Avec la période rose, les visages s’éclairent…un peu. Ses Arlequins. Il fréquente et se lie d’amitié avec des poètes et d’autres peintres : Guillaume Apollinaire, André Salmon, Amedeo Modigliani.
De Picasso à Renoir, toujours au musée d’Orsay, il n’y a que quelques mètres à franchir et une quarantaine d’années avec Auguste son aîné, alors que Jean lui est presque contemporain. Un monde pourtant les sépare.
La joie de vivre, l’exubérance d’Auguste Renoir (Gabrielle et Jean, 1896) contraste violemment avec l’angoisse existentielle du Picasso de la période bleue.
Jean Renoir, le cinéaste dont la filiation picturale avec son père est mise en valeur par cette exposition, nous ouvre une fenêtre sur une société de classes : Nana, d'après le roman d'Émile Zola (1926). Proche des Communistes, ses films deviennent ouvertement politiques: Les Bas-fonds, La vie est à nous (1936), La Marseillaise (1937), La Bête humaine (1938). La vie est à nous a été produit par le PCF, et La Marseillaise coproduit par la CGT. Dans La Règle du jeu (1939), Renoir dépeint sans complaisance des mœurs de la société française. Avant la Seconde Guerre mondiale, il tente de promouvoir un message de paix avec La Grande Illusion (1937). Picasso lui, adhèrera au PCF en 1944.

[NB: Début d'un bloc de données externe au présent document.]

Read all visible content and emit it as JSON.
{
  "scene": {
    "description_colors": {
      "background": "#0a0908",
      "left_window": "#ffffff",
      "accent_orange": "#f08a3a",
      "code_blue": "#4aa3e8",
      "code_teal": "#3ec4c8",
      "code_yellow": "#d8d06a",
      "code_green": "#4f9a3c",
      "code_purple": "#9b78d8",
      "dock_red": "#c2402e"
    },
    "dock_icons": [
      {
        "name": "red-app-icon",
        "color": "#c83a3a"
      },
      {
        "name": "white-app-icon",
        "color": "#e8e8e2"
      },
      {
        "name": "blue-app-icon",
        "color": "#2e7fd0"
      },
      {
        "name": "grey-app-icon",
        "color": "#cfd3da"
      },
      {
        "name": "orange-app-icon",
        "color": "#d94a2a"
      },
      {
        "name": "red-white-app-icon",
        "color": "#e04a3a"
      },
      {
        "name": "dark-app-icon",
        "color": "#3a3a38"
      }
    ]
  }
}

Quittons l’Europe pour les Etats-Unis, plus précisément pour New-York dans les années quatre-vingt. La Fondation Vuitton présente un nombre impressionnant d’œuvres de Jean-Michel Basquiat, le pionnier de la mouvance underground. C’est mon fils Frédéric qui m’avait fait découvrir ce jeune prodige, il y a quelques années au Musée d’art moderne de la ville de Paris. Ce fut un choc. Je suis à nouveau bouleversé par sa puissance, sa créativité au service de ses combats contre les injustices, le racisme, la violence policière, et pour promouvoir les cultures et les révoltes africaines et afro-américaines. Ainsi du portrait saisissant d’un policier noir Irony of Negro Policeman… Slave Auction (1982), au sujet de la traite des esclaves.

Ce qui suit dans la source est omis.